И, повинуясь мгновенному порыву, он через Боровицкие ворота вышел из Кремля и поднялся на холм. Слева несла свои чистые блескучие воды Москва-река, далее тянулись леса. Он избегал смотреть на широкую прямую дорогу, ведущую в Углич. Хотелось думать спокойно. Бог по своему смотрению допустил злодейское убийство царского отрока, дабы наказать наш народ за великий грех. Да понимает ли наш народ, в чём его грехи? Понимают ли вельможи и всё священство? И обдумал ли по правде он, Гермоген, как очиститься от великого греха, дабы получить отеческое прощение Господа?
Мысли его были прерваны перебранкой между возчиками и стрельцами, перегородившими дорогу подводам.
— Чего везёшь? — наступал дюжий стрелец на малорослого крестьянина в шапке-малахае, хотя стояла жара. Крестьянин держал в руках поводья и снизу вверх смотрел на стрельца.
— Али не видишь, сено везу.
— Разбоем, поди, занимаешься! Сказывай, что везёшь?
— Дак сено.
— А что под сеном? А ну скидывай.
— Дак не резон мне скидывать сено...
— А ну заберите этого смерда да сведите в застенок! — приказывает стрелецкий сотник.
— Да это никак вчерашний мужик, — произносит стрелец, вглядываясь в лицо крестьянина.
— Я тебе не вчерашний, я сорок лет на свете живу! — неожиданно протестует крестьянин, сопротивляясь стрельцу.
Гермоген знает, чем вызван этот досмотр. Годунов опасается, как бы из Углича в Москву не приехали свидетели богопротивного убийства. Ужели думает, что сии потешные досмотры остановят молву!
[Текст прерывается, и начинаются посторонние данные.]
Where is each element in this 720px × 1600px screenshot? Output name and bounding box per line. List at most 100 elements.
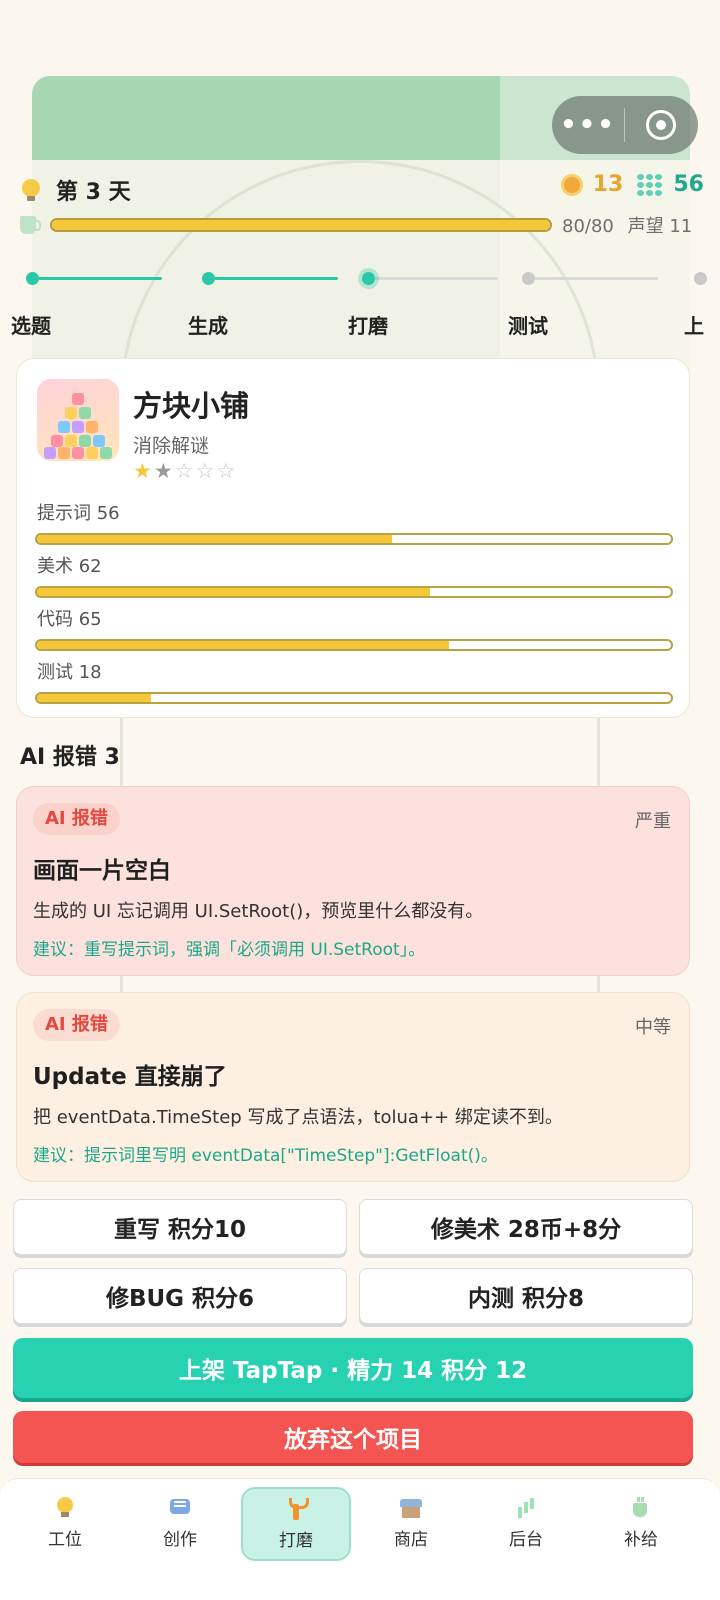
tab-create[interactable]: 创作 <box>125 1487 235 1559</box>
bug-severity: 中等 <box>635 1017 671 1038</box>
tab-label: 补给 <box>624 1529 658 1550</box>
publish-button[interactable]: 上架 TapTap · 精力 14 积分 12 <box>13 1338 693 1398</box>
stat-bar-fill <box>37 535 393 543</box>
coin-icon <box>560 173 583 196</box>
stat-prompt: 提示词 56 <box>35 499 673 545</box>
game-card: 方块小铺 消除解谜 ★ ★ ☆ ☆ ☆ 提示词 56 美术 62 代码 65 测… <box>16 358 690 718</box>
bug-tag: AI 报错 <box>33 803 120 835</box>
stat-label: 提示词 56 <box>37 503 120 524</box>
bottom-tab-bar: 工位 创作 打磨 商店 后台 补给 <box>0 1478 720 1600</box>
tab-label: 商店 <box>394 1529 428 1550</box>
energy-value: 80/80 <box>562 216 614 237</box>
tab-label: 创作 <box>163 1529 197 1550</box>
energy-row: 80/80 声望 11 <box>20 212 700 238</box>
step-track <box>208 277 338 280</box>
step-dot <box>694 272 707 285</box>
more-options-icon[interactable]: ••• <box>552 110 624 140</box>
game-icon-block <box>65 407 77 419</box>
miniapp-capsule: ••• <box>552 96 698 154</box>
game-icon-block <box>86 421 98 433</box>
tab-label: 后台 <box>509 1529 543 1550</box>
fix-bug-button[interactable]: 修BUG 积分6 <box>13 1268 347 1324</box>
game-icon-block <box>79 407 91 419</box>
tab-label: 工位 <box>48 1529 82 1550</box>
stat-code: 代码 65 <box>35 605 673 651</box>
tab-supplies[interactable]: 补给 <box>586 1487 696 1559</box>
bug-suggestion: 建议：提示词里写明 eventData["TimeStep"]:GetFloat… <box>33 1146 498 1166</box>
abandon-project-button[interactable]: 放弃这个项目 <box>13 1411 693 1463</box>
game-icon-block <box>72 421 84 433</box>
game-icon-block <box>65 435 77 447</box>
game-icon-block <box>58 421 70 433</box>
day-label: 第 3 天 <box>56 180 131 205</box>
game-icon-block <box>72 447 84 459</box>
game-icon <box>37 379 119 461</box>
stat-bar <box>35 586 673 598</box>
game-icon-block <box>44 447 56 459</box>
stat-label: 代码 65 <box>37 609 102 630</box>
rewrite-button[interactable]: 重写 积分10 <box>13 1199 347 1255</box>
stat-label: 美术 62 <box>37 556 102 577</box>
step-label: 测试 <box>508 314 548 338</box>
star-icon: ☆ <box>195 459 215 483</box>
tab-backend[interactable]: 后台 <box>471 1487 581 1559</box>
stat-label: 测试 18 <box>37 662 102 683</box>
game-name: 方块小铺 <box>133 389 250 423</box>
tab-shop[interactable]: 商店 <box>356 1487 466 1559</box>
bug-card[interactable]: AI 报错 中等 Update 直接崩了 把 eventData.TimeSte… <box>16 992 690 1182</box>
energy-bar-fill <box>52 220 550 230</box>
chart-icon <box>515 1497 537 1519</box>
stat-bar <box>35 533 673 545</box>
step-dot <box>26 272 39 285</box>
step-label: 上 <box>684 314 704 338</box>
bug-tag: AI 报错 <box>33 1009 120 1041</box>
tab-workstation[interactable]: 工位 <box>10 1487 120 1559</box>
bugs-section-title: AI 报错 3 <box>20 745 120 770</box>
progress-stepper: 选题 生成 打磨 测试 上 <box>0 262 720 342</box>
stat-test: 测试 18 <box>35 658 673 704</box>
bug-suggestion: 建议：重写提示词，强调「必须调用 UI.SetRoot」。 <box>33 940 426 960</box>
step-dot <box>202 272 215 285</box>
stat-bar <box>35 692 673 704</box>
game-icon-block <box>93 435 105 447</box>
gem-icon <box>637 173 663 196</box>
star-icon: ☆ <box>216 459 236 483</box>
bug-description: 把 eventData.TimeStep 写成了点语法，tolua++ 绑定读不… <box>33 1107 563 1128</box>
tab-label: 打磨 <box>279 1530 313 1551</box>
step-label: 选题 <box>11 314 51 338</box>
shop-icon <box>400 1497 422 1519</box>
step-label: 生成 <box>188 314 228 338</box>
beta-test-button[interactable]: 内测 积分8 <box>359 1268 693 1324</box>
game-icon-block <box>72 393 84 405</box>
star-icon: ★ <box>153 459 173 483</box>
game-icon-block <box>79 435 91 447</box>
fix-art-button[interactable]: 修美术 28币+8分 <box>359 1199 693 1255</box>
chat-icon <box>169 1497 191 1519</box>
cup-icon <box>630 1496 652 1519</box>
step-track <box>528 277 658 280</box>
bug-severity: 严重 <box>635 811 671 832</box>
stat-bar-fill <box>37 694 152 702</box>
stat-bar-fill <box>37 641 450 649</box>
day-indicator: 第 3 天 <box>20 174 131 206</box>
wrench-icon <box>285 1497 309 1520</box>
lightbulb-icon <box>20 177 42 203</box>
close-miniapp-icon[interactable] <box>625 110 697 140</box>
step-track <box>32 277 162 280</box>
stat-art: 美术 62 <box>35 552 673 598</box>
bug-title: Update 直接崩了 <box>33 1064 227 1090</box>
reputation-value: 声望 11 <box>627 216 693 237</box>
bug-card[interactable]: AI 报错 严重 画面一片空白 生成的 UI 忘记调用 UI.SetRoot()… <box>16 786 690 976</box>
game-icon-block <box>86 447 98 459</box>
tab-polish[interactable]: 打磨 <box>241 1487 351 1561</box>
coin-count: 13 <box>592 172 624 197</box>
game-icon-block <box>58 447 70 459</box>
stat-bar-fill <box>37 588 431 596</box>
game-rating: ★ ★ ☆ ☆ ☆ <box>133 459 237 483</box>
game-icon-block <box>100 447 112 459</box>
step-label: 打磨 <box>348 314 388 338</box>
game-category: 消除解谜 <box>133 435 210 457</box>
game-icon-block <box>51 435 63 447</box>
resource-counters: 13 56 <box>560 172 704 197</box>
energy-cup-icon <box>20 216 41 234</box>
Мысли Гермогена вновь возвращаются на привычный круг. Смуту в душе унять так же трудно, как и народную молву. Вернувшись назад, он направился в церковь Соловецких чудотворцев. Здесь два года назад он был на обедне, которую служил Иов в честь поставления его патриархом. Гермогену эта церковь была дорога памятью о митрополите Филиппе. До поставления в митрополиты он был соловецким игуменом. Оттого и построил эту церковь в честь дорогих его сердцу Соловецких чудотворцев. Люди мудрые склонны к пророчествам. И видимо, митрополит Филипп угадал свою судьбу в скорбном пути соловецкого игумена Зосимы, много претерпевшего от боярской злобы. Его собственный путь, весь усыпанный терниями, будет и того горше. Иван Грозный искоренит едва не весь его род Колычевых. А святой Филипп увенчается мученическим венцом. Он будет зверски задушен Малютой Скуратовым. От людей это долго будет скрыто. Но нет ничего тайного, что не стало бы явным.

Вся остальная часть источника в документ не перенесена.